Just ink and paper. A means of conveyance. A way of transferring something from one person to the next. Value a matter of convention. Both date back, at least for our purposes, about six hundred years, give or take.

My six year old son is rapidly learning the value of money, what it can buy and how slowly it is accumulated. He recently lost his first tooth. As an exercise in school last year he wrote a letter to the Tooth Fairy. In it he pleaded for a Wii game under his pillow. The generous sprite left him $5 instead. Probably too much, but it was his first tooth. Last night he remarked how when he is older and a daddy his child will likely be reaping something in the order of $15 for a tooth. Bright kid; I’d better hide my collection of books for a decade or two. Wouldn’t want to mess with his head too early.

He is also learning the value of books. My wife and I, mostly my wife, have been sharing books with him since he could sit up on his own. We marvel at the fact that one day, seemingly out of the blue, he knew how to read. These days his tastes run toward Dav Pilkey’s Captain Underpants series. They are inspired pieces of silliness. Junie B. Jones runs a close second. Wonderful books.

But paper and ink are in danger of becoming obsolete. I sit here writing this in a Costco on my lunch hour. After buying a diet pop I have $41.17 left in my pocket. In my wallet I have two credit cards and a bank card. Digital money I could use, if I wasn’t so cheap, to buy something out there on the floor.

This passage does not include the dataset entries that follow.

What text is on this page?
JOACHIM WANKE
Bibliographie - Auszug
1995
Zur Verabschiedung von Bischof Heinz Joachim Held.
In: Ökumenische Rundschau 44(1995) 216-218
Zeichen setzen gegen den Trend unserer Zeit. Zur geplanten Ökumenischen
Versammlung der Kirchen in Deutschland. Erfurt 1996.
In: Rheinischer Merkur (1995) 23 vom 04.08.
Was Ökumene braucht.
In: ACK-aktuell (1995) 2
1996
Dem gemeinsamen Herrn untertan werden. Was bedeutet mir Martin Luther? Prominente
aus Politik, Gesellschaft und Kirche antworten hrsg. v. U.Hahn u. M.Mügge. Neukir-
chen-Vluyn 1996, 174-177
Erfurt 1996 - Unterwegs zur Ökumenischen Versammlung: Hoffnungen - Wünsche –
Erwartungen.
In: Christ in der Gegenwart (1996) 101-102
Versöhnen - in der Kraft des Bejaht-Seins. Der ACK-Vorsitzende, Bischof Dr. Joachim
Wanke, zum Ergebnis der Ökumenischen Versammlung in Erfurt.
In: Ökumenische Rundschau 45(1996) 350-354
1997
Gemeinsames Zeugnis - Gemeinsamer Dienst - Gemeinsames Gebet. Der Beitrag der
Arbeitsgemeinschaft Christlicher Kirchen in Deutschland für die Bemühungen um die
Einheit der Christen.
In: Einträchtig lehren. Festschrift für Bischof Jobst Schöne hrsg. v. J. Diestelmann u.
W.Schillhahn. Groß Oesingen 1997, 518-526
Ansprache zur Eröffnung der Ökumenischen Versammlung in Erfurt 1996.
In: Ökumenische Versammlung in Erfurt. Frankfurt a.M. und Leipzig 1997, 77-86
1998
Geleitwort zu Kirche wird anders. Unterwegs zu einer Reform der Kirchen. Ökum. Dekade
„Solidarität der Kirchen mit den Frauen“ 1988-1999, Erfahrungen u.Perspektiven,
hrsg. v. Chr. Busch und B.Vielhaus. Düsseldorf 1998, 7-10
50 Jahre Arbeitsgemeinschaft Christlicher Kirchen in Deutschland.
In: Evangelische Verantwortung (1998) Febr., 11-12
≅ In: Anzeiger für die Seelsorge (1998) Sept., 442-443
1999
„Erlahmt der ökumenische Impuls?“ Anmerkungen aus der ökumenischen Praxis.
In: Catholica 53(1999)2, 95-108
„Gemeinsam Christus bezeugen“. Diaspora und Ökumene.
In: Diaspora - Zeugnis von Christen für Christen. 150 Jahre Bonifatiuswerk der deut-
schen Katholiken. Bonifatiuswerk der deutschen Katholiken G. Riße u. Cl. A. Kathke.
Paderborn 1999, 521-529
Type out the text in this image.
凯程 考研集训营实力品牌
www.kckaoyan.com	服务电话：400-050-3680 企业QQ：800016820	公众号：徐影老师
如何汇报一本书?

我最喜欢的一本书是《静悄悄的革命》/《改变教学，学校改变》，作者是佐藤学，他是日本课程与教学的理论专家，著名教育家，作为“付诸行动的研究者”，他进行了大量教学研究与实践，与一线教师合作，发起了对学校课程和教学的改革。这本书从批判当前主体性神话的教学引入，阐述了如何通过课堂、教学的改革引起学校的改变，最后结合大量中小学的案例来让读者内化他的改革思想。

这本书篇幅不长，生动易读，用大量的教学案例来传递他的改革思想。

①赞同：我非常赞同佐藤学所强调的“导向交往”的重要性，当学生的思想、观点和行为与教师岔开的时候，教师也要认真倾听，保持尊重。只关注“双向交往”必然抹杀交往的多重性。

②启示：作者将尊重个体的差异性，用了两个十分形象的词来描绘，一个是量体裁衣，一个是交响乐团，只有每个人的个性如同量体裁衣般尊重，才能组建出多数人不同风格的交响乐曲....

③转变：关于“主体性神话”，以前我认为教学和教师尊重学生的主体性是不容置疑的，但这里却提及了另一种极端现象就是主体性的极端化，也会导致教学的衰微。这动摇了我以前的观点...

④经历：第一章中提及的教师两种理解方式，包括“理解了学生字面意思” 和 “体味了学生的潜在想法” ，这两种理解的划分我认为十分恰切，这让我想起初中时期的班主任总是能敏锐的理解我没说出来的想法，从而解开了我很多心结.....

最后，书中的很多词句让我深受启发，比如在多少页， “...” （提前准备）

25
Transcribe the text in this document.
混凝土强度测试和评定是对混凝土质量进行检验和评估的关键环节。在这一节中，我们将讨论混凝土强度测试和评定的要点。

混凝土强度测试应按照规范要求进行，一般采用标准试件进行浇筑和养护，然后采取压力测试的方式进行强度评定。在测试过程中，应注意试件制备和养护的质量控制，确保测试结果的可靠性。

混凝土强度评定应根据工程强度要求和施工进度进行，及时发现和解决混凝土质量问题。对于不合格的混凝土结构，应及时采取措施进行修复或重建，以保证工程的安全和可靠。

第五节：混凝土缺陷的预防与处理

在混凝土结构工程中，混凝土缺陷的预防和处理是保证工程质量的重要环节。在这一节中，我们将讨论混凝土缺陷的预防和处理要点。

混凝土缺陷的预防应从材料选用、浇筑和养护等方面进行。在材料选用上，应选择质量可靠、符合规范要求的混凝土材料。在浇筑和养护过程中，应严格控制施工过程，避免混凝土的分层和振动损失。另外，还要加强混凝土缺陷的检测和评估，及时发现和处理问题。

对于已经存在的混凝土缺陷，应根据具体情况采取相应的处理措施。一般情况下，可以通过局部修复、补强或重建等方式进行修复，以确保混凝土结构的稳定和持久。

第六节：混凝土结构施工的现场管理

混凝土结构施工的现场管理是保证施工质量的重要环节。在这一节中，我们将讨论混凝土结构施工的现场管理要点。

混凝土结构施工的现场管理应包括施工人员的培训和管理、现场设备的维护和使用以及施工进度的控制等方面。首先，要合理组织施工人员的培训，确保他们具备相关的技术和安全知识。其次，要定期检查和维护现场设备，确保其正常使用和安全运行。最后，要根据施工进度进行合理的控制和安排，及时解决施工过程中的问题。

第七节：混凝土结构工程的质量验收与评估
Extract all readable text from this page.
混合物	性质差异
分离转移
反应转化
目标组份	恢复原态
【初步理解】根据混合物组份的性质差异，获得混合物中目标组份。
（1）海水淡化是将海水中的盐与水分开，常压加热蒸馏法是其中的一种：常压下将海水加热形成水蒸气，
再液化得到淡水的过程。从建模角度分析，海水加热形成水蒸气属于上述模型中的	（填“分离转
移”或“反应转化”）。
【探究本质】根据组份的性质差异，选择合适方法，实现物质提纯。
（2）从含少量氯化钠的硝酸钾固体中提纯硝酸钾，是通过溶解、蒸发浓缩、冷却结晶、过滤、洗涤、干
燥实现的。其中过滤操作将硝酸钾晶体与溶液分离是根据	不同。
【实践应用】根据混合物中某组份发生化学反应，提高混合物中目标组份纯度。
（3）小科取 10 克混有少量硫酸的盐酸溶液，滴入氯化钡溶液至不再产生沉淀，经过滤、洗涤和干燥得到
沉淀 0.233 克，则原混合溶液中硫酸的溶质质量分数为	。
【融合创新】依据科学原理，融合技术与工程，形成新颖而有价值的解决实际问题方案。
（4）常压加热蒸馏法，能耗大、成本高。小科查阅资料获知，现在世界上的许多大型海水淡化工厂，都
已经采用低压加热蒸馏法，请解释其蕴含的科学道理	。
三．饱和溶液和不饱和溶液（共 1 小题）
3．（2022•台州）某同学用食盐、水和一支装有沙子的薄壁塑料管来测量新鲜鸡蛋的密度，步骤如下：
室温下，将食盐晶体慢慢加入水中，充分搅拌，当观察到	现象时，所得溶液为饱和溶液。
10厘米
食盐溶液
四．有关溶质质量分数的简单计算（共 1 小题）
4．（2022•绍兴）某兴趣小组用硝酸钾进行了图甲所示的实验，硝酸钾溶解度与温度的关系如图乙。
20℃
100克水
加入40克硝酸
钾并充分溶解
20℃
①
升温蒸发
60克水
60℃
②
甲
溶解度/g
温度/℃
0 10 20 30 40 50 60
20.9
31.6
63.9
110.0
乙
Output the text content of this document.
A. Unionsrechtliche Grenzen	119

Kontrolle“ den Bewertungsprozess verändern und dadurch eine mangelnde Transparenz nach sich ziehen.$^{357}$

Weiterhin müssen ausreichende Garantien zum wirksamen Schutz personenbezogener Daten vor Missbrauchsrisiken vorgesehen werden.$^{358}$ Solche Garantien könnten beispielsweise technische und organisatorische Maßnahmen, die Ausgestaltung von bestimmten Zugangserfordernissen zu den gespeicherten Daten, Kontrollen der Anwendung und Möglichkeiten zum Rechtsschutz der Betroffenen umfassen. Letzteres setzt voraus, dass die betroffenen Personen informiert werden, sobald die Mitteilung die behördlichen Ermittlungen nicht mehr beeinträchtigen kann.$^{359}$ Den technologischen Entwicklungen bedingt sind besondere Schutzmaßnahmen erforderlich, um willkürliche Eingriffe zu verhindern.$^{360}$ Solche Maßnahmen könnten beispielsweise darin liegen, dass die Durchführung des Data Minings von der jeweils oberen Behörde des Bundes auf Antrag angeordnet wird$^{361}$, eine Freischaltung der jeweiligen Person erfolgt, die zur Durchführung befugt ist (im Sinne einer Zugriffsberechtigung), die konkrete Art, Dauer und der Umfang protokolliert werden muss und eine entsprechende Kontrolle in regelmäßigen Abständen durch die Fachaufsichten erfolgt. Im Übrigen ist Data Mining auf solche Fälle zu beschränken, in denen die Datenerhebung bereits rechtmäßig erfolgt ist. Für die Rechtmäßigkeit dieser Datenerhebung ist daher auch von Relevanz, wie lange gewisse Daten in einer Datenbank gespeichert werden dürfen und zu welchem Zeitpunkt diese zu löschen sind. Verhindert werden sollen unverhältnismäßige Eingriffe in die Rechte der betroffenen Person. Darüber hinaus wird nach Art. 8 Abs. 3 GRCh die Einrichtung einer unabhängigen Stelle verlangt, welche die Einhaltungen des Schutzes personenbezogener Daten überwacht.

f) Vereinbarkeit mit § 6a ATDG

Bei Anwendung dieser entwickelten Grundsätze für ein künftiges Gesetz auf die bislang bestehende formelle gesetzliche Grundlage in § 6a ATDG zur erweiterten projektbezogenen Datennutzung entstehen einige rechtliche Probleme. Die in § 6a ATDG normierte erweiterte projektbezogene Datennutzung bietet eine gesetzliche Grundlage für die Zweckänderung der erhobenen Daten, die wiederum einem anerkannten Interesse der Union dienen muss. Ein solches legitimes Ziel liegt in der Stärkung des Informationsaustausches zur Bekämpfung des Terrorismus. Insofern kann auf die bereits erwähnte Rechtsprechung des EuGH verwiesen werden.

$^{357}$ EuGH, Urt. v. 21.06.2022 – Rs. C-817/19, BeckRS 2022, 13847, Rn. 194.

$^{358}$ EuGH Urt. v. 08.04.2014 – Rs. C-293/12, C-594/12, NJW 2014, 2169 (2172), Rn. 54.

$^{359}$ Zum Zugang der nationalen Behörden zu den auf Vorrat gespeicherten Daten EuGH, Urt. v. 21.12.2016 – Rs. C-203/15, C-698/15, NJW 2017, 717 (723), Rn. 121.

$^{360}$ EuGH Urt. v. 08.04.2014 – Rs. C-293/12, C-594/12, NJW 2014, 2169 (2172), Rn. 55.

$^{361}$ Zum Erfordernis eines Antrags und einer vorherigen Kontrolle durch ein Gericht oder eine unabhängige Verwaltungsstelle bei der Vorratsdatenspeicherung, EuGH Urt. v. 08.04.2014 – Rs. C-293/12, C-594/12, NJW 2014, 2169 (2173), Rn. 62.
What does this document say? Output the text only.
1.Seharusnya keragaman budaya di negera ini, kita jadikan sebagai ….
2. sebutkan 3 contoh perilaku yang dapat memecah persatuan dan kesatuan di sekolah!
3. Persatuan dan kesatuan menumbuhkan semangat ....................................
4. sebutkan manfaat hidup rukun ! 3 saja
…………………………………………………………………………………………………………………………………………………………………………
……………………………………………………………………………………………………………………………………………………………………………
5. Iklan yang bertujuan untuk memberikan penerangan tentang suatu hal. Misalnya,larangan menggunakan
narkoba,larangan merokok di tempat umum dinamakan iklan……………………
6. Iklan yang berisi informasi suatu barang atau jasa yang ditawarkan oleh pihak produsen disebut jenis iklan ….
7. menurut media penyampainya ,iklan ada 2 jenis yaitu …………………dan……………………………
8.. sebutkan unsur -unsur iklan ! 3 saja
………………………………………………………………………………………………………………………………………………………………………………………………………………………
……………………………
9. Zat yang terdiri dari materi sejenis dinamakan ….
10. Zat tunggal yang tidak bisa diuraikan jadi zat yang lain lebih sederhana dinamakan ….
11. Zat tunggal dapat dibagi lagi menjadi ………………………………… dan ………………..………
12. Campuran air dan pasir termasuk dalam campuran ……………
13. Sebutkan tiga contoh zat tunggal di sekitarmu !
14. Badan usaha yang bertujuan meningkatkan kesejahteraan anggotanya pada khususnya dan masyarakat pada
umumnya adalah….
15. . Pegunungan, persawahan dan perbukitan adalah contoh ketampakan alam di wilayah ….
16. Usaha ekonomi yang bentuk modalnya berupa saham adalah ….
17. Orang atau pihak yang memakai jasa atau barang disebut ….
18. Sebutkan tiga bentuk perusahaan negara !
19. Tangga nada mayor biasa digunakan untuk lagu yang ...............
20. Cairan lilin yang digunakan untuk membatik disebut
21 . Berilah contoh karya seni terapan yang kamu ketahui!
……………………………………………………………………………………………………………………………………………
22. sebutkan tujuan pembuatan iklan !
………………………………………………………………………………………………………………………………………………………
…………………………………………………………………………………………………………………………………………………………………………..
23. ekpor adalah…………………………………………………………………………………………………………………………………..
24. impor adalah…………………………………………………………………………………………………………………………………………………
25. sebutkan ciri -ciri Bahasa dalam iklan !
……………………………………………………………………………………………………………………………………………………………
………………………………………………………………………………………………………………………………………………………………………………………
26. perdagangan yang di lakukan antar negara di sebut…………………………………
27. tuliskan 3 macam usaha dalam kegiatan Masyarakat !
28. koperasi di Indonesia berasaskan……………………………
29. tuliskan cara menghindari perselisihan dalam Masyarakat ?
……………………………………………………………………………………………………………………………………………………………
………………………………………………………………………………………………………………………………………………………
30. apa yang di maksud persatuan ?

I said ‘writing this,’ when really I am tapping it out on a miraculous little gizmo recently developed by the good people at Apple. Besides my meditations, there are photos, music, and all sorts of useful things crammed into it.

There are also five books magically waiting the tap of a finger. One is a user’s manual. The other four are in the public domain and I downloaded them for free. There’s ‘Creative Unity’ by Rabindranath Tagore, filled with wonders of the spirit, next ‘The Essays of Arthur Schopenhauer’, which I haven’t had the time or energy to crack open, so to speak. Then there’s a digital copy of Walt Whitman’s ‘Leaves of Grass’ and the ‘Tao Te King’.

Digital money and digital books. And once more the question of relative value.

Of course there’s the old saw, ‘Time is Money.’ We trade our time, our precious time, for money, so as to provide the necessities and a few other things of life.

Books require a certain investment of time too. Or what is contained in them, at any rate. Giants of the spirit leave us their experiences, their reflections, their visions of Life. It is all out there, food for the soul.

It’s all just ink on paper, value it as we will.

Money seems to have gained the upper hand these days. But is the pendulum swinging back?